A scikit-learn implementation of BOOMER - an algorithm for learning gradient boosted multi-label classification rules

Project description

BOOMER - Gradient Boosted Multi-Label Classification Rules

License: MIT PyPI version Documentation Status X URL

Important links: Documentation | Issue Tracker | Changelog | Contributors | Code of Conduct | License

This software package provides the official implementation of BOOMER - an algorithm for learning gradient boosted multi-output rules that uses gradient boosting for learning an ensemble of rules that is built with respect to a specific multivariate loss function. It integrates with the popular scikit-learn machine learning framework.

The problem domains addressed by this algorithm include the following:

  • Multi-label classification: The goal of multi-label classification is the automatic assignment of sets of labels to individual data points, for example, the annotation of text documents with topics.
  • Multi-output regression: Multivariate regression problems require to predict for more than a single numerical output variable.

To provide a versatile tool for different use cases, great emphasis is put on the efficiency of the implementation. Moreover, to ensure its flexibility, it is designed in a modular fashion and can therefore easily be adjusted to different requirements. This modular approach enables implementing different kind of rule learning algorithms. For example, this project does also provide a Separate-and-Conquer (SeCo) algorithm based on traditional rule learning techniques that are particularly well-suited for learning interpretable models.

References

The algorithm was first published in the following paper. A preprint version is publicly available here.

Michael Rapp, Eneldo Loza Mencía, Johannes Fürnkranz Vu-Linh Nguyen and Eyke Hüllermeier. Learning Gradient Boosted Multi-label Classification Rules. In: Proceedings of the European Conference on Machine Learning and Knowledge Discovery in Databases (ECML-PKDD), 2020, Springer.

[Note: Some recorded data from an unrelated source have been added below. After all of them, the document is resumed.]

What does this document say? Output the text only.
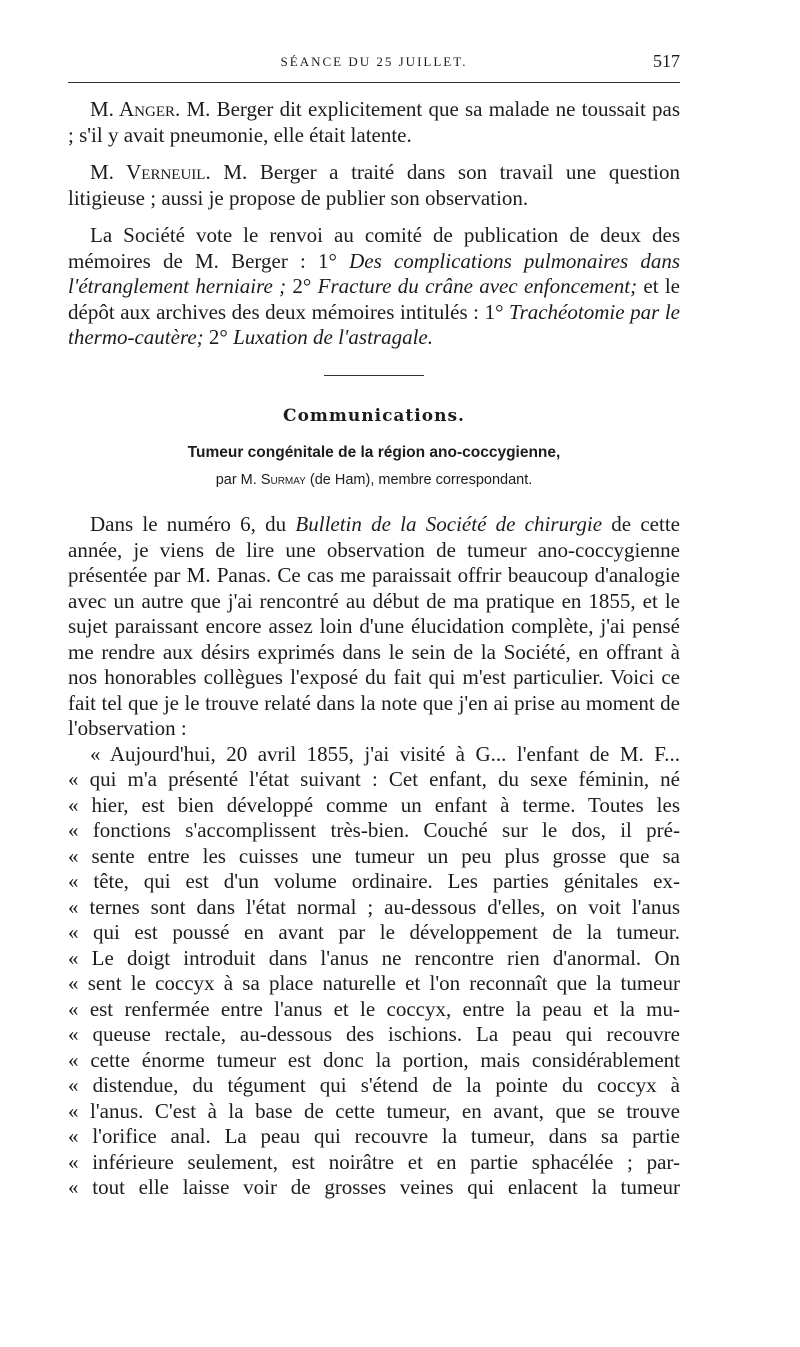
SÉANCE DU 25 JUILLET.	517

M. Anger. M. Berger dit explicitement que sa malade ne toussait pas ; s'il y avait pneumonie, elle était latente.

M. Verneuil. M. Berger a traité dans son travail une question litigieuse ; aussi je propose de publier son observation.

La Société vote le renvoi au comité de publication de deux des mémoires de M. Berger : 1° Des complications pulmonaires dans l'étranglement herniaire ; 2° Fracture du crâne avec enfoncement; et le dépôt aux archives des deux mémoires intitulés : 1° Trachéotomie par le thermo-cautère; 2° Luxation de l'astragale.

Communications.
Tumeur congénitale de la région ano-coccygienne,
par M. Surmay (de Ham), membre correspondant.

Dans le numéro 6, du Bulletin de la Société de chirurgie de cette année, je viens de lire une observation de tumeur ano-coccygienne présentée par M. Panas. Ce cas me paraissait offrir beaucoup d'analogie avec un autre que j'ai rencontré au début de ma pratique en 1855, et le sujet paraissant encore assez loin d'une élucidation complète, j'ai pensé me rendre aux désirs exprimés dans le sein de la Société, en offrant à nos honorables collègues l'exposé du fait qui m'est particulier. Voici ce fait tel que je le trouve relaté dans la note que j'en ai prise au moment de l'observation :

« Aujourd'hui, 20 avril 1855, j'ai visité à G... l'enfant de M. F...

« qui m'a présenté l'état suivant : Cet enfant, du sexe féminin, né

« hier, est bien développé comme un enfant à terme. Toutes les

« fonctions s'accomplissent très-bien. Couché sur le dos, il pré-

« sente entre les cuisses une tumeur un peu plus grosse que sa

« tête, qui est d'un volume ordinaire. Les parties génitales ex-

« ternes sont dans l'état normal ; au-dessous d'elles, on voit l'anus

« qui est poussé en avant par le développement de la tumeur.

« Le doigt introduit dans l'anus ne rencontre rien d'anormal. On

« sent le coccyx à sa place naturelle et l'on reconnaît que la tumeur

« est renfermée entre l'anus et le coccyx, entre la peau et la mu-

« queuse rectale, au-dessous des ischions. La peau qui recouvre

« cette énorme tumeur est donc la portion, mais considérablement

« distendue, du tégument qui s'étend de la pointe du coccyx à

« l'anus. C'est à la base de cette tumeur, en avant, que se trouve

« l'orifice anal. La peau qui recouvre la tumeur, dans sa partie

« inférieure seulement, est noirâtre et en partie sphacélée ; par-

« tout elle laisse voir de grosses veines qui enlacent la tumeur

If you use the algorithm in a scientific publication, we would appreciate citations to the mentioned paper. An overview of publications that are concerned with the BOOMER algorithm, together with information on how to cite them, can be found in the section References of the documentation.

Functionalities

The algorithm that is provided by this project currently supports the following core functionalities for learning ensembles of boosted classification or regression rules:

  • Decomposable or non-decomposable loss functions can be minimized in expectation.
  • L1 and L2 regularization can be used.
  • Single-output, partial, or complete heads can be used by rules, i.e., they can predict for a single output, a subset of the available outputs, or all of them. Predicting for multiple outputs simultaneously enables to model local dependencies between them.
  • Various strategies for predicting scores, binary labels or probabilities are available, depending on whether a classification or regression model is used.
  • Isotonic regression models can be used to calibrate marginal and joint probabilities predicted by a classification model.
  • Rules can be constructed via a greedy search or a beam search. The latter may help to improve the quality of individual rules.
  • Sampling techniques and stratification methods can be used for learning new rules on a subset of the available training examples, features, or output variables.
  • Shrinkage (a.k.a. the learning rate) can be adjusted for controlling the impact of individual rules on the overall ensemble.
  • Fine-grained control over the specificity/generality of rules is provided via hyper-parameters.
  • Incremental reduced error pruning can be used for removing overly specific conditions from rules and preventing overfitting.
  • Post- and pre-pruning (a.k.a. early stopping) allows to determine the optimal number of rules to be included in an ensemble.
  • Sequential post-optimization may help improving the predictive performance of a model by reconstructing each rule in the context of the other rules.
  • Native support for numerical, ordinal, and nominal features eliminates the need for pre-processing techniques such as one-hot encoding.
  • Handling of missing feature values, i.e., occurrences of NaN in the feature matrix, is implemented by the algorithm.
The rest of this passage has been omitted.